Mój mąż milczy [Porada eksperta]

2009-02-10 10:37

Mój mąż jest milczkiem, prawie nigdy się z nim nie kłóciłam, bo nie miałam powodu, ale jeżeli doszło do jakiej kłótni czy rozmowy, to mój mąż milczy jak głaz. Nigdy nie wiem dlaczego. Nie mogę wydobyć z niego słowa. Teraz ma problem z alkoholem, ale on sam twierdzi, że nie. Zostawiłam go samemu sobie, gdyż i tak nie mogę z nim dojść do porozumienia. Chodzimy obok siebie jak dwoje obcych ludzi, nie odzywamy się do siebie. Kilka razy próbowałam załagodzić sytuację, ale po paru dniach jest tak samo, Jak do niego dotrzeć?

Porada psychologa
Autor: Getty Images

Milczący mężczyźni to raczej standard niż jakiś wyjątek. Ogólnie jako płeć mają oni trudności z przekazywaniem ważnych dla siebie spraw, o emocjach już nie wspomnę. Dobrze byłoby przeanalizować kilka aspektów - czy mąż zawsze był taki? Jeśli tak, to skąd oczekiwanie, że to się zmieni? Jeśli nie był, to może uważa, że już nie potrzebuje mówić, aby pani wiedziała, że nic się nie zmieniło. Może było też i tak, że przez dłuższy czas nie umieliście ze sobą rozmawiać, rozmowy doprowadzały do nieporozumień, nie mogliście się spotkać na żadnej wspólnej płaszczyźnie - stąd jego wycofanie i zniechęcenie. W takiej sytuacji samo zadawanie pytania "dlaczego" do niczego nie prowadzi a jeszcze pogłębia jego niechęć, bo czuje się przepytywany z przedmiotu, którego nie zna. Za mało trochę mam informacji, aby radzić coś konkretnego.

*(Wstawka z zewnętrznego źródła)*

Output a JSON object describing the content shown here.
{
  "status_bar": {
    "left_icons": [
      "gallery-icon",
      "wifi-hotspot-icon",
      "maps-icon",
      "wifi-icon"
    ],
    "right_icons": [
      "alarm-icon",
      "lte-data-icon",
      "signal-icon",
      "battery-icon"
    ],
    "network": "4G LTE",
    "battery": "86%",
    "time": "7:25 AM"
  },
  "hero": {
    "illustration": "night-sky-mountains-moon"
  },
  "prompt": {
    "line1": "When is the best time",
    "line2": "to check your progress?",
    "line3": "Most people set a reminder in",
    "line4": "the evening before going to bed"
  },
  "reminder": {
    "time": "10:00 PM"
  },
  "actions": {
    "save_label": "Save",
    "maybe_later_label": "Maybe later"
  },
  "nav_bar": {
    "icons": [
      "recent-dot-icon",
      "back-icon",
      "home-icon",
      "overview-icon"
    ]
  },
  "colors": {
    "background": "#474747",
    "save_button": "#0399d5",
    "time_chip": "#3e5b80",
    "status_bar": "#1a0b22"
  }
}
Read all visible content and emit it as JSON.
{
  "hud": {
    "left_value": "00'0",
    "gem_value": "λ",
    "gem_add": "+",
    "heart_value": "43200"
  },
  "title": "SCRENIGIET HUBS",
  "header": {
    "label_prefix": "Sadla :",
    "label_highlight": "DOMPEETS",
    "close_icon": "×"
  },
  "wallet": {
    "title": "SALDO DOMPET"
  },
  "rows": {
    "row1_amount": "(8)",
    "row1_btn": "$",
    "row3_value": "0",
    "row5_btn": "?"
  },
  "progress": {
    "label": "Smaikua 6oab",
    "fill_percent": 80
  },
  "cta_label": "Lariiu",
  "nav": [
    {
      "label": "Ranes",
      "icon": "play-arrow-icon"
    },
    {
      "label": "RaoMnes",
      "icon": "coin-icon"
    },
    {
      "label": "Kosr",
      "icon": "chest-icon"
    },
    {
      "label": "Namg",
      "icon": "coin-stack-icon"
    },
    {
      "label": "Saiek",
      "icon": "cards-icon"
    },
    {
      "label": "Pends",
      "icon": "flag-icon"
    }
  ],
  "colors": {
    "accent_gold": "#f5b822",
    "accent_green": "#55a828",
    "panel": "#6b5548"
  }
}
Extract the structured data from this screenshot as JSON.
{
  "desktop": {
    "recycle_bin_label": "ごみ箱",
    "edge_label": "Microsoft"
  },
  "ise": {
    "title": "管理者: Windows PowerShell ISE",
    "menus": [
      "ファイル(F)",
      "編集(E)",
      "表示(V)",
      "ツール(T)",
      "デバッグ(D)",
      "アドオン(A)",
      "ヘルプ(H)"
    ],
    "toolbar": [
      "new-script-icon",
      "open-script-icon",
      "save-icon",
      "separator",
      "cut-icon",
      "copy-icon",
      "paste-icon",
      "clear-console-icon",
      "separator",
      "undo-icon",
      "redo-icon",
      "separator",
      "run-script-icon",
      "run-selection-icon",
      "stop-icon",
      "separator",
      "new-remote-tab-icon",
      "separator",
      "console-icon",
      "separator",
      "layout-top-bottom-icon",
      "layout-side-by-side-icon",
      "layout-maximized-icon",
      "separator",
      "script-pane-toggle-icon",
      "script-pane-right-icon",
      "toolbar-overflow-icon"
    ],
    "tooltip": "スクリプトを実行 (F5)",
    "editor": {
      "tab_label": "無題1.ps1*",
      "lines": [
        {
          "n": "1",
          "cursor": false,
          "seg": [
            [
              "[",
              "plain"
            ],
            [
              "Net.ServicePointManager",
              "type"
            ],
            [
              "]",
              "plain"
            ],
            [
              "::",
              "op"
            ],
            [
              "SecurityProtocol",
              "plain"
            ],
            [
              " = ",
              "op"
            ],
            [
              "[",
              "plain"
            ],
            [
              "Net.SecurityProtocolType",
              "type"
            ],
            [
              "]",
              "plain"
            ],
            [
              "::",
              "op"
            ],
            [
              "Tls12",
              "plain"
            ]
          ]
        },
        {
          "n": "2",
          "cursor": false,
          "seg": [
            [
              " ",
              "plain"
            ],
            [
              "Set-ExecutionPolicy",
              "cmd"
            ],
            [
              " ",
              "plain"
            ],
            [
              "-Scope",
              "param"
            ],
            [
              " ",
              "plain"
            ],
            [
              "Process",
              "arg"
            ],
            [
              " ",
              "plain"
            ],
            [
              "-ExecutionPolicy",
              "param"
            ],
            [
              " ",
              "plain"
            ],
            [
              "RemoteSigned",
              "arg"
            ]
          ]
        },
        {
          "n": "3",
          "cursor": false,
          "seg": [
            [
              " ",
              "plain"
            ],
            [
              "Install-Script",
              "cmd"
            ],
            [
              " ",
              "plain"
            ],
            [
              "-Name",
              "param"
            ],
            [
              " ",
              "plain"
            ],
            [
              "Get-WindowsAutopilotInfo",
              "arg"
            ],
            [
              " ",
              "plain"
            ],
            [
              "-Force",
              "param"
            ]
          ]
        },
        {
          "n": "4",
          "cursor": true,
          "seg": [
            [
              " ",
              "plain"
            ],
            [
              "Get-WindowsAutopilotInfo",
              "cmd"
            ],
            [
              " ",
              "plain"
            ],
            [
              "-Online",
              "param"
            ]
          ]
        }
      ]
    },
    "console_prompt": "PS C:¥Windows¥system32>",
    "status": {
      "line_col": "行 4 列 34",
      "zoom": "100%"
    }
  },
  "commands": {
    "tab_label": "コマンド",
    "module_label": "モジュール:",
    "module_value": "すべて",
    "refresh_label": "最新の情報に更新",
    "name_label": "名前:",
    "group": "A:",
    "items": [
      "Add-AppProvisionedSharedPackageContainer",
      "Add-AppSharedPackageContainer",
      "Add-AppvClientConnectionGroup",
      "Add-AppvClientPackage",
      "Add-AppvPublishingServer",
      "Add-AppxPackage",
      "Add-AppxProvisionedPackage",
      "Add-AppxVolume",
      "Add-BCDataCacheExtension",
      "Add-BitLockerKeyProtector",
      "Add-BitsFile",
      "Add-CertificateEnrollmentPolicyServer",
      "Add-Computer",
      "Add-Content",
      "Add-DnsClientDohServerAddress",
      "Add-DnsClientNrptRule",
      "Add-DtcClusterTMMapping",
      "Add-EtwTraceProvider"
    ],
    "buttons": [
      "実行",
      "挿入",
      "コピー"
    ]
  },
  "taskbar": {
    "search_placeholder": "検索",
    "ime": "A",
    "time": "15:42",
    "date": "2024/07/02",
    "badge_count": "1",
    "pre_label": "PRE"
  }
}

Moze faktycznie mąż ma problem, ale nie chce pani martwić, a może dla niego nie ma problemu w tym, że nie rozmawiacie. Proszę spróbować na początek rozmowy na błahe tematy, proszę zadawać mu proste pytania, ale takie, żeby musiał wyrazić swoje zdanie - co mu się podoba, co nie, co o tym myśli, itp. Do kwestii poważnych przejdziecie potem. Proszę także nie przypisywać mężowi złych intencji, bo to wpływa na to, jak Pani odbiera całą sytuację. Jeśli sprawa będzie poważna, nic się nie zmieni, to proszę udać się (może Pani sama) do terapeuty, zajmującego się terapią związków. Jeśli to tylko problem komunikacji, to szybko da się go złagodzić.

Pamiętaj, że odpowiedź naszego eksperta ma charakter informacyjny i nie zastąpi wizyty u lekarza.